A mesma dualidade crítica foi enfrentada mais recentemente por "Pleasure", de Ninja Thyberg, ainda não disponível no Brasil, que se propõe a problematizar a indústria pornográfica de Los Angeles e acaba transpirando pretensão em cenas excessivamente carregadas de significado que resvalam num discurso maniqueísta.

"Zola" não se propõe a nada disso: o filme não é uma plataforma para discursos políticos ou moralistas sobre o tema. O que não significa que Bravo seja apolítica ou ignore o contexto histórico em que sua obra está inserida. Pinceladas de realidade entram pela janela do carro em que os personagens viajam: a bandeira dos confederados a meio mastro, uma abordagem policial abusiva contra um negro. Mas são recados dados com agilidade, sem pausa na narrativa.

O longa é, acima de tudo, uma aventura cinematográfica: ritmo guiado pela trilha e pela edição precisa de Joi McMillon, indicada ao Oscar de melhor montagem em 2017 por "Moonlight"), um desenho sonoro que reforça a presença das mídias sociais na vida das personagens e uma atmosfera magistralmente conduzida pelos sotaques marcados e ritmados de Zola e Stefani.

Esta última fica a cargo da atriz Riley Keough, que constrói uma Stefani absolutamente magnética e que carrega o filme com louvor ao lado da protagonista, Zola. Completam o elenco Colman Domingo, como o cafetão X, e no papel do namorado, Derek, temos Nicholas Braun, que interpreta o parasita Greg da badalada e genial "Succession", disponível na HBO. Mas o show é de Taylour Paige no papel de Zola.

Há algo de especialmente libertador no olhar ambivalente desta personagem e nada melhor do que os olhos altamente expressivos de Paige para concretizar isso em cena. A atriz, que muitos reconhecerão como a companheira da protagonista de "A Voz Suprema dos Blues", dirigido por George C. Wolfe e disponível na Netflix, é uma força da natureza, com seu corpo e rosto que atraem a câmera de forma magnética.
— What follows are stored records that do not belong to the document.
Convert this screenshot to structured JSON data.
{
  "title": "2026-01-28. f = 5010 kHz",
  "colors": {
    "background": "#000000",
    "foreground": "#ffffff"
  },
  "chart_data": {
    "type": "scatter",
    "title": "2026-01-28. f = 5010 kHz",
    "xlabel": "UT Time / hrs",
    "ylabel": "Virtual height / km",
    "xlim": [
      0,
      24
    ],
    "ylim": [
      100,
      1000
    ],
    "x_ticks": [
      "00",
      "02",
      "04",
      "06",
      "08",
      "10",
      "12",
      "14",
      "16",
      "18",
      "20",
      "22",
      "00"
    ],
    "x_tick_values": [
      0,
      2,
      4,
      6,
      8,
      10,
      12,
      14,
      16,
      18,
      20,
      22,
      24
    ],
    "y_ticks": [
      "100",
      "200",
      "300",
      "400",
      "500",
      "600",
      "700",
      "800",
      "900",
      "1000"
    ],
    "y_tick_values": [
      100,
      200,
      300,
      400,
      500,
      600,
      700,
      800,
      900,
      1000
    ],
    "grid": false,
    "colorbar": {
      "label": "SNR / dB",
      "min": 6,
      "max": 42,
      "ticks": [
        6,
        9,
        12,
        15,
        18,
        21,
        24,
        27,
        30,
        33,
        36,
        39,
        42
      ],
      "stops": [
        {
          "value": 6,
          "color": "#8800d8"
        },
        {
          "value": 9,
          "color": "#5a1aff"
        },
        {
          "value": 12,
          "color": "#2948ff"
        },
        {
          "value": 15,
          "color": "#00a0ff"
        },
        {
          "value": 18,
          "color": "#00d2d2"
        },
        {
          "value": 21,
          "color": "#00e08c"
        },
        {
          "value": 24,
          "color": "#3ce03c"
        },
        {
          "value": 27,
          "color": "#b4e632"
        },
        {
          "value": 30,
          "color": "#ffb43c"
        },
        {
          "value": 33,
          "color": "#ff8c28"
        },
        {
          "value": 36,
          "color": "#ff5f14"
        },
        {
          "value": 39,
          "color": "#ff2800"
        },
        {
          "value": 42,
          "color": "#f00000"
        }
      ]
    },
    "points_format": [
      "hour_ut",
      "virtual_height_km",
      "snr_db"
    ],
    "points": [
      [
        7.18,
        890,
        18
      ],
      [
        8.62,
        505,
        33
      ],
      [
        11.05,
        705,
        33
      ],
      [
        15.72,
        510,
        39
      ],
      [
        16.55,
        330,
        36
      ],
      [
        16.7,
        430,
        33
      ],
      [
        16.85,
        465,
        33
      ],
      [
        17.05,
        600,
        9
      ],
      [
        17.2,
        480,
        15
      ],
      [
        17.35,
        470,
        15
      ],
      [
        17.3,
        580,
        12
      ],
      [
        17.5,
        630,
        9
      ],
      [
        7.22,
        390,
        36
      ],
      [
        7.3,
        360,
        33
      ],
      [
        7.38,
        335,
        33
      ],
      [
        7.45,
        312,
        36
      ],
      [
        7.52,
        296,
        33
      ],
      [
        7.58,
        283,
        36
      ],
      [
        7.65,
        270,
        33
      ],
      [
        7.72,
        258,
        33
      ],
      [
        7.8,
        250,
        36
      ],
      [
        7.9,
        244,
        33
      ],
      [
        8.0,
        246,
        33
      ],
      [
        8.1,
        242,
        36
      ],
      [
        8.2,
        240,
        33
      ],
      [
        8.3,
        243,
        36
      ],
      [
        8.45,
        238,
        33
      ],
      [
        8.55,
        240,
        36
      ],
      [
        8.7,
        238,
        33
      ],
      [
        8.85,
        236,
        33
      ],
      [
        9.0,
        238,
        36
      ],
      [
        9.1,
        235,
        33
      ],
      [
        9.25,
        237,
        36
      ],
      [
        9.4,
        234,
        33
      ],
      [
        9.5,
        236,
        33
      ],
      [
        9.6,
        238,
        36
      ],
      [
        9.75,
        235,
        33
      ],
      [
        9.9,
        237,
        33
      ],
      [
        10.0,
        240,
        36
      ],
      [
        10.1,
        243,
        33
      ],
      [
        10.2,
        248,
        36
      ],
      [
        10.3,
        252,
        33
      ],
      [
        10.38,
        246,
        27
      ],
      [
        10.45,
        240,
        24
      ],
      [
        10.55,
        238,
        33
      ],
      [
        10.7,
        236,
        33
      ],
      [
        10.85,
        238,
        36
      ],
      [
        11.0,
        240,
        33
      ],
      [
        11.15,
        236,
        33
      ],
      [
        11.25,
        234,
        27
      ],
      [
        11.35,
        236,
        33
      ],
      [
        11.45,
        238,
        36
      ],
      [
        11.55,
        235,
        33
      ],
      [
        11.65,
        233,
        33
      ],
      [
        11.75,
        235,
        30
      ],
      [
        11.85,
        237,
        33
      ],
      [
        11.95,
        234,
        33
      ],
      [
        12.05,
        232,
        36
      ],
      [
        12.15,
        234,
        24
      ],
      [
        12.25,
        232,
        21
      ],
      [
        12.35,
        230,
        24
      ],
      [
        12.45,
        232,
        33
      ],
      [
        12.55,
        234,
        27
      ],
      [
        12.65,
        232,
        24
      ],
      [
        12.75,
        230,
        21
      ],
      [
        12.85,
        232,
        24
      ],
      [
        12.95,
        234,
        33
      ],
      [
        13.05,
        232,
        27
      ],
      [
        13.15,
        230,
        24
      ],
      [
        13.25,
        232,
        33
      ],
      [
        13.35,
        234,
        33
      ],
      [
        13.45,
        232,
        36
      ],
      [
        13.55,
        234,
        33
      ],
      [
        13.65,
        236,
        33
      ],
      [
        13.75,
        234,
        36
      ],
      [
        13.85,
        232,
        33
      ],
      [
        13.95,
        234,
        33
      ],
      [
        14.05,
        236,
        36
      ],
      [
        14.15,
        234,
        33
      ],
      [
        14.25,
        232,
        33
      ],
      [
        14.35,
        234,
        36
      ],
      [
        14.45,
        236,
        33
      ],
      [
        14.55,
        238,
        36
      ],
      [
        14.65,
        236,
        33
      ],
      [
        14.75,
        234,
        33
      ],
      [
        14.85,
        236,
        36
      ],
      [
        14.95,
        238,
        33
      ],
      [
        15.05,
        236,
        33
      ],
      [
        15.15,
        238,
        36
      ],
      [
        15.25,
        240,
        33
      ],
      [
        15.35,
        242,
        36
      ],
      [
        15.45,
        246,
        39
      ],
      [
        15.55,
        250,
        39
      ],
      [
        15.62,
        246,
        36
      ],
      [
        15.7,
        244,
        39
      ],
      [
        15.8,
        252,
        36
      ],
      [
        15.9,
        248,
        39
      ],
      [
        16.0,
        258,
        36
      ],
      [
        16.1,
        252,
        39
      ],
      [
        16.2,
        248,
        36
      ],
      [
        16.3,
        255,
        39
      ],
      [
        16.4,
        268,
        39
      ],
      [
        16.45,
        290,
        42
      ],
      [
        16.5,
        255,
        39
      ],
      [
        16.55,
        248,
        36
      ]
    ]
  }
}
"Zola" é uma comédia de erros narrada com humor, perspicácia e despojamento. E é justamente nesse olhar que reside a maior força do filme. Isso fica evidente quando vemos na tela a versão da história contada por Stefani: seu relato maniqueísta, a cena hilária de Zola vestida de sacos de lixo, tudo contribui para uma visão pueril do mundo. É a hora em que, como espectadores, vibramos pela sorte de ter passado um filme inteiro nos olhos de Zola.